The first pipeline uses the trusted worker to fetch source code from
the git server (we assume that requires credentials), and push them
to the powerful worker.

@startuml
hide footbox
title Build pipeline: get source

trusty -> IDP : GET /auth, with Basic Auth, over https
IDP --> trusty : token E

|||

trusty -> controller : GET /worker/trusty (token E)
controller --> trusty : "clone website source into workspace"
trusty -> gitano : git clone
gitano --> trusty : website source code
trusty -> controller : POST /worker/trusty, exit=0 (token E)

|||

trusty -> controller : GET /worker/trusty (token E)
controller -> trusty  : "notify trigger service pipeline is finished **successfully**"
trusty -> trigger     : GET /pipelines/website/getsource, exit=0 (token E)
note right
    No need to have the trigger service query the controller since
    it has been told the status of pipeline by the worker.
end note
trusty -> controller  : POST /worker/trusty, exit=0 (token E)
note right
    If the notification to the trigger service failed,
    this can be reported to the controller for logging.
end note
trigger -> controller : POST /projects/website/pipelines/ikiwiki/+start (token D)
@enduml

The first pipeline finished, and the website building can start.
That's the second pipeline, which has just been started.

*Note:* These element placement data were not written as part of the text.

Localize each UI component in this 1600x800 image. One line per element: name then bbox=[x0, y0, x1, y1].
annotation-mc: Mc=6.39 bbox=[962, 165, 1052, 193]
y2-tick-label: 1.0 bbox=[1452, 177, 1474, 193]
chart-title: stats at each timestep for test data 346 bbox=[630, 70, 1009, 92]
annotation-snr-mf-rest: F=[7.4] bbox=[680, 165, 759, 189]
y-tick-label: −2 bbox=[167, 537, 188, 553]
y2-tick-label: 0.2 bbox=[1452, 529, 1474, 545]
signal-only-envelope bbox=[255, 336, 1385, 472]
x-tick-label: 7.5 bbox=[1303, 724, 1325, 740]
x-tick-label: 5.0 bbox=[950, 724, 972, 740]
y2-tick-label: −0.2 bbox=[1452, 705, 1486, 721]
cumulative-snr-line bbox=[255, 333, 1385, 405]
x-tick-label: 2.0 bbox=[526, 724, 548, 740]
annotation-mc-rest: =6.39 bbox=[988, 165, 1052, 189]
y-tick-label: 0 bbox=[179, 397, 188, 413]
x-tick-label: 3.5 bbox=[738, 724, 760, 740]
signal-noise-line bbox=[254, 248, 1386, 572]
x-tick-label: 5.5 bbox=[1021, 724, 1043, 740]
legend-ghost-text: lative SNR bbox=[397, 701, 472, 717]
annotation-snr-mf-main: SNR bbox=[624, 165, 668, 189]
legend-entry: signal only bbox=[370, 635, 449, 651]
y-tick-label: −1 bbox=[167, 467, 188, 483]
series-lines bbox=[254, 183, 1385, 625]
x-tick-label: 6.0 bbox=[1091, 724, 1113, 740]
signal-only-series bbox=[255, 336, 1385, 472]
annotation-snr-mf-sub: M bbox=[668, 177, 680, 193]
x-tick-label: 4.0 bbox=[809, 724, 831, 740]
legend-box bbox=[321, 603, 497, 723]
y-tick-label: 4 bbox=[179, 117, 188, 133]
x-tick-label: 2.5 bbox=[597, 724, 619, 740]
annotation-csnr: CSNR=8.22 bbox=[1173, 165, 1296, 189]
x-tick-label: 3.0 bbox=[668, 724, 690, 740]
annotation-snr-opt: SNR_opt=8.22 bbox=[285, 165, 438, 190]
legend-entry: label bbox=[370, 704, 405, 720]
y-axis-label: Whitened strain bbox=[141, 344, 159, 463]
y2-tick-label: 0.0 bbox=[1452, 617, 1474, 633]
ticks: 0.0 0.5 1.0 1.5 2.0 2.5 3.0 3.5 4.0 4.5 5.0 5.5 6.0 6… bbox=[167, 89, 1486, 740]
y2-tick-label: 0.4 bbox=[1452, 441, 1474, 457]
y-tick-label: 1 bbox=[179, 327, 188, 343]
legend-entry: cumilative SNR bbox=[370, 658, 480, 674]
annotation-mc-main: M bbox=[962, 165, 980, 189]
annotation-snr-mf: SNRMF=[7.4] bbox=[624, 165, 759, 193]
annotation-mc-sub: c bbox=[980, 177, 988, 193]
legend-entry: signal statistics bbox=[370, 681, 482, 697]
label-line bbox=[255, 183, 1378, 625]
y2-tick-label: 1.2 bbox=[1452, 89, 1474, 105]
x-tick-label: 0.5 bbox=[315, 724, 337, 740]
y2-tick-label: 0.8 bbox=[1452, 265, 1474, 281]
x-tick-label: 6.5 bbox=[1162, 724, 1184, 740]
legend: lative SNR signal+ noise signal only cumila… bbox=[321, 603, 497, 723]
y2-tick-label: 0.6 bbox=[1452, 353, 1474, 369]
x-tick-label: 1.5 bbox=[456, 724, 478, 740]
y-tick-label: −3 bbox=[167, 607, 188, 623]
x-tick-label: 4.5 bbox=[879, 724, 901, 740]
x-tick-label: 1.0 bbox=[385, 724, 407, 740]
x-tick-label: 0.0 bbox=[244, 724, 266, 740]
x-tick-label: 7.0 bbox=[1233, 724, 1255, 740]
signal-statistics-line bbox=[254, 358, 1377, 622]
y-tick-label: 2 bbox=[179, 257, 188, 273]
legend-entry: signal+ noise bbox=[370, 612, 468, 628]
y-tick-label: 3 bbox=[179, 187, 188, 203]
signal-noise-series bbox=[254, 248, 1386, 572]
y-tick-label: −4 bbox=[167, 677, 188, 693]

Pipeline 2: Build static web site
-----------------------------------------------------------------------------

The second pipeline runs on the same worker. The source is already
there and it just needs to perform the build.

@startuml
hide footbox
title Build static website

trusty -> controller : GET /worker/trusty (token E)
controller -> trusty : "build static website"
trusty -> trusty : run ikiwiki to build site
trusty -> controller : POST /worker/trusty, exit=0 (token E)

|||

trusty -> controller : GET /worker/trusty (token E)
controller -> trusty  : "notify trigger service pipeline is finished"
trusty -> controller  : POST /worker/trusty, exit=0 (token E)
trusty -> trigger     : GET /pipelines/website/ikiwiki (token E)
trigger -> controller : GET /projects/website/pipelines/ikiwiki (token D)
trigger -> controller : POST /projects/website/pipelines/publish/+start (token D)

@enduml

At the end of the second pipeline, we start the third one.

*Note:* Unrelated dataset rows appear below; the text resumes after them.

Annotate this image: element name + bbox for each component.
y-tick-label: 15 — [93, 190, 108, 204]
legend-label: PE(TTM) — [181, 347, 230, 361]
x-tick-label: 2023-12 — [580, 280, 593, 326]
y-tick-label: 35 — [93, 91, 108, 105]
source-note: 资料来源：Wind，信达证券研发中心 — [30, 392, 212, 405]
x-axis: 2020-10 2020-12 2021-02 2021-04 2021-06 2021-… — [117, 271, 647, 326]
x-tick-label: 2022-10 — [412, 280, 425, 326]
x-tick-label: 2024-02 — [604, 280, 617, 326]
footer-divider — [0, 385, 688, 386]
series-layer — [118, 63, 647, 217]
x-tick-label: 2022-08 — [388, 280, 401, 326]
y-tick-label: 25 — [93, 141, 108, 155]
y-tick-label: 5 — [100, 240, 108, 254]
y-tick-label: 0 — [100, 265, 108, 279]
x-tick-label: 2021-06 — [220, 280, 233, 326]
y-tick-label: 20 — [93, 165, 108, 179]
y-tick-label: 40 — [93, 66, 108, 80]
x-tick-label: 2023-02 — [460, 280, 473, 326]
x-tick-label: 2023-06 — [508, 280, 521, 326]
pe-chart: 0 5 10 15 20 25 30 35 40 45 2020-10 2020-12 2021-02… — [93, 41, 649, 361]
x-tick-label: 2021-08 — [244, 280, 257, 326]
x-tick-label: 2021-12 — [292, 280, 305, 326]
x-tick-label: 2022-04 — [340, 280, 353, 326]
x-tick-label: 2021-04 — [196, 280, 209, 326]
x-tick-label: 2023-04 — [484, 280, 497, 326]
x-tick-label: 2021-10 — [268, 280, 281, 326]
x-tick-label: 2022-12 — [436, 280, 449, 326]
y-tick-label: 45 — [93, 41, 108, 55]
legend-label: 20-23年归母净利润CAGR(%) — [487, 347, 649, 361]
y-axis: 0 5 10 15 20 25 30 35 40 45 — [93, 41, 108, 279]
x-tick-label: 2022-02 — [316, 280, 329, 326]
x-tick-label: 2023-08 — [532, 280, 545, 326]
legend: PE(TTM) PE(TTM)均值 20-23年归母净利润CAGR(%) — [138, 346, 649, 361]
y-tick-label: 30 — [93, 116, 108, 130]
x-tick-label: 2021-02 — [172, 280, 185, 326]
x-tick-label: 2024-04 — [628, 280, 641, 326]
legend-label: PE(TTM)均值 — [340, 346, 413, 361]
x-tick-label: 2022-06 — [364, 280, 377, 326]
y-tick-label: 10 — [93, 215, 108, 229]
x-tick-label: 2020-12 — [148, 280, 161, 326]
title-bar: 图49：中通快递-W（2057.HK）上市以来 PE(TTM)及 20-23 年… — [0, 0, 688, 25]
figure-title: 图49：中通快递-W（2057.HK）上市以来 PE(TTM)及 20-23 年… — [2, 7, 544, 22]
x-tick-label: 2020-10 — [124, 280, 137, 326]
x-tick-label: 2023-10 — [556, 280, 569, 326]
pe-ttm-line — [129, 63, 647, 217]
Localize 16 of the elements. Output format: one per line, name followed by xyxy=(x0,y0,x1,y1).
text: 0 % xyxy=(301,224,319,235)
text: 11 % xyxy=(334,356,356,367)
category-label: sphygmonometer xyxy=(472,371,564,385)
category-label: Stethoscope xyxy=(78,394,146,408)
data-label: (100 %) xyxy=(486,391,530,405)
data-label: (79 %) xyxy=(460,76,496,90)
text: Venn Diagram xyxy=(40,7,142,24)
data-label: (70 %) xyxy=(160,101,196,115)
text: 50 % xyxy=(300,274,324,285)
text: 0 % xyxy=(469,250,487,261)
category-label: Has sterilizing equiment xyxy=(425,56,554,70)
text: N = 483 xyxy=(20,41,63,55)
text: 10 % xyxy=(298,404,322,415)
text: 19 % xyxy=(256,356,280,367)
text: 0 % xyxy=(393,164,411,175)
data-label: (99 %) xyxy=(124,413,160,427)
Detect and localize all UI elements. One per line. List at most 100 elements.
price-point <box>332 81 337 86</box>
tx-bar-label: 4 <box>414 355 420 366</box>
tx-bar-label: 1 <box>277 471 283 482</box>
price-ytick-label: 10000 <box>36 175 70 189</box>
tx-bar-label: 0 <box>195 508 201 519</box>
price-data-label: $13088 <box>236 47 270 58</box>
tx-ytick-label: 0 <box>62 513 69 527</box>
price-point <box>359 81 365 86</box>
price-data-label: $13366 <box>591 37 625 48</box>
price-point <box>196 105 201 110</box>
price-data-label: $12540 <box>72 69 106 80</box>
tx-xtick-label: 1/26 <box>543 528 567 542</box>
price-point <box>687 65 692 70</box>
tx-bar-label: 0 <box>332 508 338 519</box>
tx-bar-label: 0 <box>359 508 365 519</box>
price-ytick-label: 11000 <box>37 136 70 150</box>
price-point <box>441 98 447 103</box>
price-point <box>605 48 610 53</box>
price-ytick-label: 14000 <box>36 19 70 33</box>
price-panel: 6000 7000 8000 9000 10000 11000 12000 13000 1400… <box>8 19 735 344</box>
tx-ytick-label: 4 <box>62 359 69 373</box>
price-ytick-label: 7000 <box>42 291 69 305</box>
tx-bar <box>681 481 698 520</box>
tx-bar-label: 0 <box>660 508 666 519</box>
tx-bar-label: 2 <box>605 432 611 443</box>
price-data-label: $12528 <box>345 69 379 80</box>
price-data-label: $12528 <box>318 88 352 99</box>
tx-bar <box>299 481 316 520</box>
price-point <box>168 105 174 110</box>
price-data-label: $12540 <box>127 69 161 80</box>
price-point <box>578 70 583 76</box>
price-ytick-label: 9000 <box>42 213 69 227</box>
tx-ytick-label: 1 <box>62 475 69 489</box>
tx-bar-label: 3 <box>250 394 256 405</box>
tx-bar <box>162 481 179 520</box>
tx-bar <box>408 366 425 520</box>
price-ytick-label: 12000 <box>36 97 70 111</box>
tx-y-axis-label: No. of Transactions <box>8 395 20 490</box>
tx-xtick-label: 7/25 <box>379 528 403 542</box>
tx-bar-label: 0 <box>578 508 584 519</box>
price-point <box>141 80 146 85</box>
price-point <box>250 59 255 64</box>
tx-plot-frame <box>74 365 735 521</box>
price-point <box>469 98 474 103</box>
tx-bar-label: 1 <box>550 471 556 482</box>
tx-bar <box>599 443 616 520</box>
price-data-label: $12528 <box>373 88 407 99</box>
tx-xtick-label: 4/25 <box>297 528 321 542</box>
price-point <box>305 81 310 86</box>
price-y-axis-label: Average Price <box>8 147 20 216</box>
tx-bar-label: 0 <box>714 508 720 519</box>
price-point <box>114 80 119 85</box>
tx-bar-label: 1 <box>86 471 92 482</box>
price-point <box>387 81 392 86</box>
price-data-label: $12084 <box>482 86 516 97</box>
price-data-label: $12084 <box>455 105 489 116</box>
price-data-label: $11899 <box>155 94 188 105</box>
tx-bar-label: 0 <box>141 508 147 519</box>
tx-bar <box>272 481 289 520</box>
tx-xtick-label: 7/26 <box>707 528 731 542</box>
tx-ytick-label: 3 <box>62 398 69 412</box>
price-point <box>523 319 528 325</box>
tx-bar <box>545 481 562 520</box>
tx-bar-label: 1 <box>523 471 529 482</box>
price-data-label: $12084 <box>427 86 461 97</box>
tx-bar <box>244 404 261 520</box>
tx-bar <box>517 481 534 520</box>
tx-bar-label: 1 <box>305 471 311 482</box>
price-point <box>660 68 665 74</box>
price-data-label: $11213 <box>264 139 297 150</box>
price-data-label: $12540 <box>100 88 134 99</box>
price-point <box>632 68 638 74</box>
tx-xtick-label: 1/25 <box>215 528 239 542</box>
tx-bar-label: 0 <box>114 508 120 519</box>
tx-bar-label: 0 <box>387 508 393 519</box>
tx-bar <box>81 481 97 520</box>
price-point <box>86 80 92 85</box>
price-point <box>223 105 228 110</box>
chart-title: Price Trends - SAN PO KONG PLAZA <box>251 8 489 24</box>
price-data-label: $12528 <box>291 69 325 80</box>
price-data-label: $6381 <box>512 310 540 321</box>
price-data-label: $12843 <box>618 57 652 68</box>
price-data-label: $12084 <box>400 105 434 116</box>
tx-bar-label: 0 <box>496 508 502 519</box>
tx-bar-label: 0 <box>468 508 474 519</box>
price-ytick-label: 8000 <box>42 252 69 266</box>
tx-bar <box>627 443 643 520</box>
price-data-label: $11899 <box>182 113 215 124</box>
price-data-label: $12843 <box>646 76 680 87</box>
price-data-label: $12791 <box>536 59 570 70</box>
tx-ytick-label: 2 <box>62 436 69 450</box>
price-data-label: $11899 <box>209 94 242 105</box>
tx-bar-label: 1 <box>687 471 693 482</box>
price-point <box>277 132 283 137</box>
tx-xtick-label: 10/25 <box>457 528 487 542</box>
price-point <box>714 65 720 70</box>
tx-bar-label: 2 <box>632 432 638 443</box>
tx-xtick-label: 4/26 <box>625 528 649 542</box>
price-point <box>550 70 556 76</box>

Pipeline 3: Publish web site to web server
-----------------------------------------------------------------------------

The third pipeline copies the built static website from the trusty
worker to the actual web server.

@startuml
hide footbox
title Copy built site from beefy to web server

trusty -> controller : GET /worker/trusty (token E)
controller -> trusty : "rsync static website to web server"
trusty -> webserver  : rsync
trusty -> controller : POST /worker/trusty, exit=0 (token E)

|||

trusty -> controller : GET /worker/trusty (token E)
controller --> trusty : "notify trigger service pipeline is finished"
trusty -> controller  : POST /worker/trusty, exit=0 (token E)
trusty -> trigger     : GET /pipelines/website/publish (token E)
trigger -> controller : GET /projects/website/pipelines/ikiwiki (token D)
note right
    There are no further pipelines.
end note

@enduml

The website is now built and published.

Known problems
=============================================================================

The architecture shown in this document for ALPHA-1 is not perfect. At
least the following things will probably need to be addressed in the
future. We've made comromises to gain simplicity and get something
working sooner, to allow things to be iterated (faster).

* It's not OK for all workers to be trusted with credentials to access
  all git repositories and all web servers.